Después de lo que pareció una eternidad, en la tarde de aquel martes se acallaron los quejidos, los pedidos de pujar y los ruegos musitados. La flamante abuela se arrimó a su hijo Fernando para darle la noticia: la criatura al fin había nacido. Nacido con vida y varón.

Los demás hombres que habían contemplado el parto se retiraron luego de haber cumplimentado su obligación. En la Hispania del siglo XIII, el nacimiento de un miembro de la realeza debía ser presenciado por varios testigos. Así daban fe de que el neonato provenía del vientre de la reina y, en efecto, por sus venas corría sangre regia.

Era el 23 de noviembre de 1221, día de San Clemente, santo del que era muy devota la familia real.

Y bajo el influjo de Sagitario acababa de nacer Alfonso.
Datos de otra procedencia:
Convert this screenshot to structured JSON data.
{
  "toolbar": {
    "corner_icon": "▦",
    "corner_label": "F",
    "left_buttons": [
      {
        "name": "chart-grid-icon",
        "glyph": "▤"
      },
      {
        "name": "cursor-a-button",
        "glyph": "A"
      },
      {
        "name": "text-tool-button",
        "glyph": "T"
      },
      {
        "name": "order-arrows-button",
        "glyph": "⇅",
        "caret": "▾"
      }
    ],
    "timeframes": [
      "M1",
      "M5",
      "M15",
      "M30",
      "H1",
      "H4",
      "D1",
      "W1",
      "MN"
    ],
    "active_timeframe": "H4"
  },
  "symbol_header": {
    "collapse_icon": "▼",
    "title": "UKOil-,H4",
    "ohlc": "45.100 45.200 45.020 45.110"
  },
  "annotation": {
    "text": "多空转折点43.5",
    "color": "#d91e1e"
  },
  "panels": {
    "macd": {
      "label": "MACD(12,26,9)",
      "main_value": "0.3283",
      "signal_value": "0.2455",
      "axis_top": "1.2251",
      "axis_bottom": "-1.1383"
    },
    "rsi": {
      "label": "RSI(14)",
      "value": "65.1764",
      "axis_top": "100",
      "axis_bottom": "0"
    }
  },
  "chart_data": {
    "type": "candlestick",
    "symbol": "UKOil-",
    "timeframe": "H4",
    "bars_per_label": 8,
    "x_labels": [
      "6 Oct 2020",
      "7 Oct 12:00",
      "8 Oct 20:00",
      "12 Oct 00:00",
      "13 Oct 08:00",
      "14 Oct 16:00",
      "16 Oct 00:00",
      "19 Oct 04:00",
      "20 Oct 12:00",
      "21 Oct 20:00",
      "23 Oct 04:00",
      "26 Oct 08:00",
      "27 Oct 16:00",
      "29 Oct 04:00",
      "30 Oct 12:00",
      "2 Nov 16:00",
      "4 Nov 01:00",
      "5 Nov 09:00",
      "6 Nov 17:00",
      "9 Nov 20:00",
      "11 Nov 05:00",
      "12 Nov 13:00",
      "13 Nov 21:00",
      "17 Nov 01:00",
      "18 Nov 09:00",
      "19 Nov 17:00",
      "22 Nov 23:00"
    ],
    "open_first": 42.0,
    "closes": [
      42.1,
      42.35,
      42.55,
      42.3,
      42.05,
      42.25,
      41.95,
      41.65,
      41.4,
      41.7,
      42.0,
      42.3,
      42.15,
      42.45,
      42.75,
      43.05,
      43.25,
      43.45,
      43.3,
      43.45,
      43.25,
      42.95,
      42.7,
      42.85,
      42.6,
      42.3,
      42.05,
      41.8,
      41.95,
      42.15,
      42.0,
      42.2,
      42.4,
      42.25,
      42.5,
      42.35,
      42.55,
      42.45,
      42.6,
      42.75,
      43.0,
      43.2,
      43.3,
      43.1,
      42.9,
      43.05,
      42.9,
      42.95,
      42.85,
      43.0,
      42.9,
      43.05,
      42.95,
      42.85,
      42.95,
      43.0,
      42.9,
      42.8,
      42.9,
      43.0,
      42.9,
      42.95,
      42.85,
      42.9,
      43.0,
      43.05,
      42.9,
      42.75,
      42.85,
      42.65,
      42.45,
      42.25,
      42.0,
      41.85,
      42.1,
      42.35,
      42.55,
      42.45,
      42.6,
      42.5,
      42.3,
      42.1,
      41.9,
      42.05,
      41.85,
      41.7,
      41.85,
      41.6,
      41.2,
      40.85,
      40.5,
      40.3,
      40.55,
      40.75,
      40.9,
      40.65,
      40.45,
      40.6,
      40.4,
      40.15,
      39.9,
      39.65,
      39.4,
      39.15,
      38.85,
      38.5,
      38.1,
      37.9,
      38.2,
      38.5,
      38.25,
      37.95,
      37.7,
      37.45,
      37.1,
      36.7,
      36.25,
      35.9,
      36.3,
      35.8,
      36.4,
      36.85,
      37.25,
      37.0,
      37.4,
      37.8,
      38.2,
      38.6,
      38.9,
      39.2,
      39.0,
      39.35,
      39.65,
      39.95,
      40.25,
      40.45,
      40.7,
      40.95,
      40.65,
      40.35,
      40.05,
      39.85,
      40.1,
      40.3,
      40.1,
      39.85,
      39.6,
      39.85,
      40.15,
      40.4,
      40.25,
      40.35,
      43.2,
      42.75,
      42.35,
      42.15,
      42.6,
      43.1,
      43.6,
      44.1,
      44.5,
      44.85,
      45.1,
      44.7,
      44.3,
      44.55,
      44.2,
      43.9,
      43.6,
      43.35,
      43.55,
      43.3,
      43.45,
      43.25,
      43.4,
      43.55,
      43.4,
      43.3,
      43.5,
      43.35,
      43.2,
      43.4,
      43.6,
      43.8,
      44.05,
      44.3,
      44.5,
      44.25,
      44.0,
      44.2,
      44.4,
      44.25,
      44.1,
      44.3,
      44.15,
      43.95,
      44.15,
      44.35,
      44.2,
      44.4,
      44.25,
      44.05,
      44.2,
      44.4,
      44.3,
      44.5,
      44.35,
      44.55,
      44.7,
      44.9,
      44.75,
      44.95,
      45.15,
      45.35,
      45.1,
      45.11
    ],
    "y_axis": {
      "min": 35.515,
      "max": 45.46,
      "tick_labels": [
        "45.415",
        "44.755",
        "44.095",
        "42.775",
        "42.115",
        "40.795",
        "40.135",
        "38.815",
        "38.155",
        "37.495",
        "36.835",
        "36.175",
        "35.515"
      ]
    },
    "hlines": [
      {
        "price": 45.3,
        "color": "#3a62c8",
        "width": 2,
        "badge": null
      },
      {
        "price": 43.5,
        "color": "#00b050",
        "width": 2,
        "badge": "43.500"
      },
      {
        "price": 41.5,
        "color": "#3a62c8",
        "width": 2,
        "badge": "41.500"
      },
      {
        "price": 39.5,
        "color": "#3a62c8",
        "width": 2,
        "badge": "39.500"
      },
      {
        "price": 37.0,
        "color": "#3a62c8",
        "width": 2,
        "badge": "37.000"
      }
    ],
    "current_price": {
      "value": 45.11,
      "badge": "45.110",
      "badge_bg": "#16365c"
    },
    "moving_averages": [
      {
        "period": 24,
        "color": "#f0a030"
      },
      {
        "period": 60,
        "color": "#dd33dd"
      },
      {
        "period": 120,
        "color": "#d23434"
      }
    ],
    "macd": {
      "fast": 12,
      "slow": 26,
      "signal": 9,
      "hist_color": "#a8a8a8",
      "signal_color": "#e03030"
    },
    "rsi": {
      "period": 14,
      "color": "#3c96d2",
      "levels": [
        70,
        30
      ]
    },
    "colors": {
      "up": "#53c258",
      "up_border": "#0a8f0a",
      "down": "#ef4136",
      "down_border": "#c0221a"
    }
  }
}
Sí, Alfonso, porque estaba planificado que el primer hijo varón de Fernando III ostentara el mismo nombre que a lo largo de más de cuatros siglos habían tenido nueve reyes hispanos.

Y este Alfonso llegaba aspectado por el noveno signo del zodíaco, el quinto de naturaleza positiva y con cualidad mutable. Sagitario, regido por Júpiter y cuyo elemento es el fuego. Símbolo de la conciencia superior y cuya representación es la flecha de un arquero.

A lo largo de su existencia, el que acababa de llegar al mundo ¿tendría capacidad de mutar y un espíritu fogoso? ¿Poseería sapiencia trascendental y temple de guerrero? Solo el futuro iba a dar las respuestas.

Por lo pronto, en esos primeros momentos de vida, seguramente la partera constató el buen estado del crío y después de darle un primer baño en agua caliente, aromática, vivificadora, lo cubrió con un vestido empapado en aceite. Recién entonces, arropado en un paño blanco, se lo entregó a doña Berenguela, quien lo recibió como un trofeo y luego lo depositó en brazos de su hijo. En la cama, la reina Beatriz quizá descansaba del agobio bebiendo un reconstituyente caldo de gallina engordado con miga de pan. El pequeño lloriqueaba en reclamo de una teta.

Ese reclamo acaso no impedía que los pensamientos de doña Berenguela, los de su hijo y los de la nuera se fugaran a otros tiempos y lugares. Cada quien recordaba cómo la vida se había entramado hasta llegar a ese martes de otoño casi invierno en el Alcázar de Toledo.